The below picture illustrates operational architecture of the SIEM & SOAR in an integrated function:
This is where the big picture comes in, from ingress to egress. As you can see in the picture the data collectors need to be configured in each device, either by agent or agentless or by default the OS or firmware has data plane, management plane and console plane pre-configured, and if you have the ERP or identical solution in place, they most likely have some sort of API or service wise and identifiable services that can be automatically scanned, configured to generate and produce actionable logs that can be fed into the SIEM & SOAR combined.
Image: developed by Shahab Al Yamin Chawdhury
Now, that you have configured your data or log shipping to a central repository, you should have a data retention plan of how many days you need to keep them or to append them in a certain day or not.
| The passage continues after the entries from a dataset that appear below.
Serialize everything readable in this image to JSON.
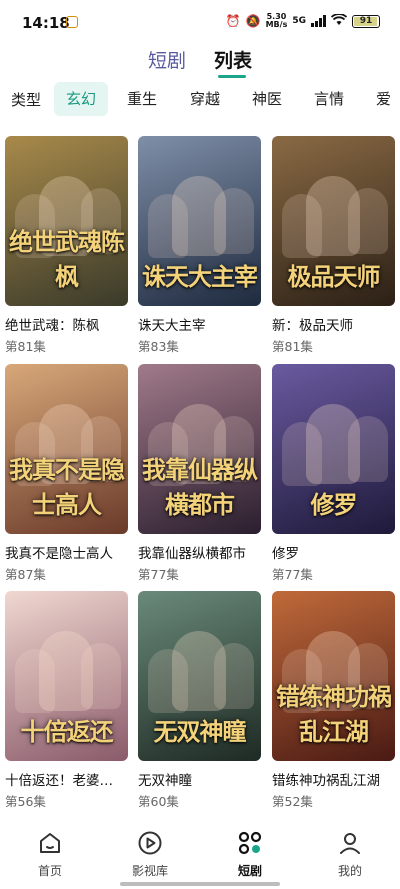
{
  "status": {
    "time": "14:18",
    "speed_value": "5.30",
    "speed_unit": "MB/s",
    "network": "5G",
    "battery": "91"
  },
  "top_tabs": [
    {
      "label": "短剧",
      "active": false
    },
    {
      "label": "列表",
      "active": true
    }
  ],
  "accent_color": "#1aa58a",
  "categories": {
    "label": "类型",
    "items": [
      "玄幻",
      "重生",
      "穿越",
      "神医",
      "言情",
      "爱"
    ],
    "selected": "玄幻"
  },
  "cards": [
    {
      "title": "绝世武魂：陈枫",
      "episodes": "第81集",
      "poster_text": "绝世武魂陈枫",
      "colors": [
        "#3a3a2a",
        "#a88a4a"
      ]
    },
    {
      "title": "诛天大主宰",
      "episodes": "第83集",
      "poster_text": "诛天大主宰",
      "colors": [
        "#1e2a3e",
        "#7f8fa8"
      ]
    },
    {
      "title": "新：极品天师",
      "episodes": "第81集",
      "poster_text": "极品天师",
      "colors": [
        "#2b2016",
        "#8a6a44"
      ]
    },
    {
      "title": "我真不是隐士高人",
      "episodes": "第87集",
      "poster_text": "我真不是隐士高人",
      "colors": [
        "#6a3a2a",
        "#d8a87a"
      ]
    },
    {
      "title": "我靠仙器纵横都市",
      "episodes": "第77集",
      "poster_text": "我靠仙器纵横都市",
      "colors": [
        "#2a1e2e",
        "#a07a8a"
      ]
    },
    {
      "title": "修罗",
      "episodes": "第77集",
      "poster_text": "修罗",
      "colors": [
        "#1e1a3a",
        "#6a5aa0"
      ]
    },
    {
      "title": "十倍返还！老婆…",
      "episodes": "第56集",
      "poster_text": "十倍返还",
      "colors": [
        "#8a5a6a",
        "#f0d8d0"
      ]
    },
    {
      "title": "无双神瞳",
      "episodes": "第60集",
      "poster_text": "无双神瞳",
      "colors": [
        "#1e2a24",
        "#6a8a7a"
      ]
    },
    {
      "title": "错练神功祸乱江湖",
      "episodes": "第52集",
      "poster_text": "错练神功祸乱江湖",
      "colors": [
        "#4a1a14",
        "#c06a3a"
      ]
    }
  ],
  "bottom_nav": [
    {
      "label": "首页",
      "icon": "home-icon",
      "active": false
    },
    {
      "label": "影视库",
      "icon": "play-icon",
      "active": false
    },
    {
      "label": "短剧",
      "icon": "grid-icon",
      "active": true
    },
    {
      "label": "我的",
      "icon": "person-icon",
      "active": false
    }
  ]
}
As it will prove to be a serious burden in longer times. When SIEM gets its hands on the logs, it starts correlations, and types of events are grouped together, to have a more meaningful insight. As the SIEM starts you will get a burst of events populated, don’t worry, apply those visibility rules for data correlations. Ingestion rules will minimize the log correlations, and only when required, enable, or disable certain rules which is not required. Do remember, approve all documents, as the moment you have raised things for approval, it would be known to the SOC manager and to the SOC director, the moment you will not be asked or been accountable anymore.
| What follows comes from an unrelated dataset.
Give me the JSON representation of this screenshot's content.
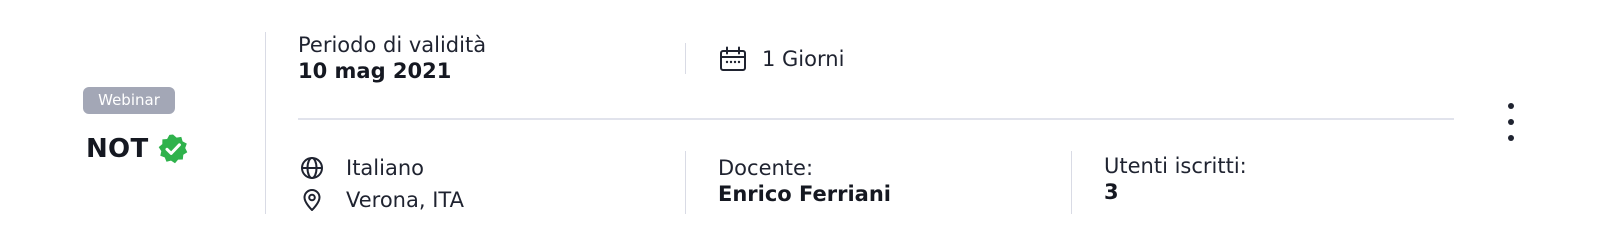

Afterwards, SIEM and SOAR will continuously check for the rules for flow analysis, and will gather information for review and detection engineering takes place for the notifications, real-time alerts may take place or the event will go through alert analysis and policy filtering, if the event is known or unknown kind. Data analysis finalized by deep investigation and a managed orchestration takes place within the integrated SIEM and SOAR to produce actionable results, and a case is generated with all of OSINT data, correlations, attack type mapping, and compliance mapping with kill-chain and actionable content put together for the analysts to take on a deeper investigation. Playbooks are then initiated for a manual case investigation, and by type, the rollout takes place. The identified source and its data can be quarantined in this phase should it required. A ticket gets generated with a severity class, hash data reviewed, remediated, and action API gets executed for KB generation and if a tune-up required for the data aggregation, it flags for a revisiting of rules for the defensive, offensive, forensic and deception automation services.
Any thoughts on disaster recovery on your SOC?
Since you are going to deploy a SOC, how would you deploy these servers? Standalone mode? You should at least have multiple servers in HA mode with either in OS cluster or service cluster mode. I would recommend for the OS cluster mode and have a separate DB cluster as well for faster indexing and R/W requirements.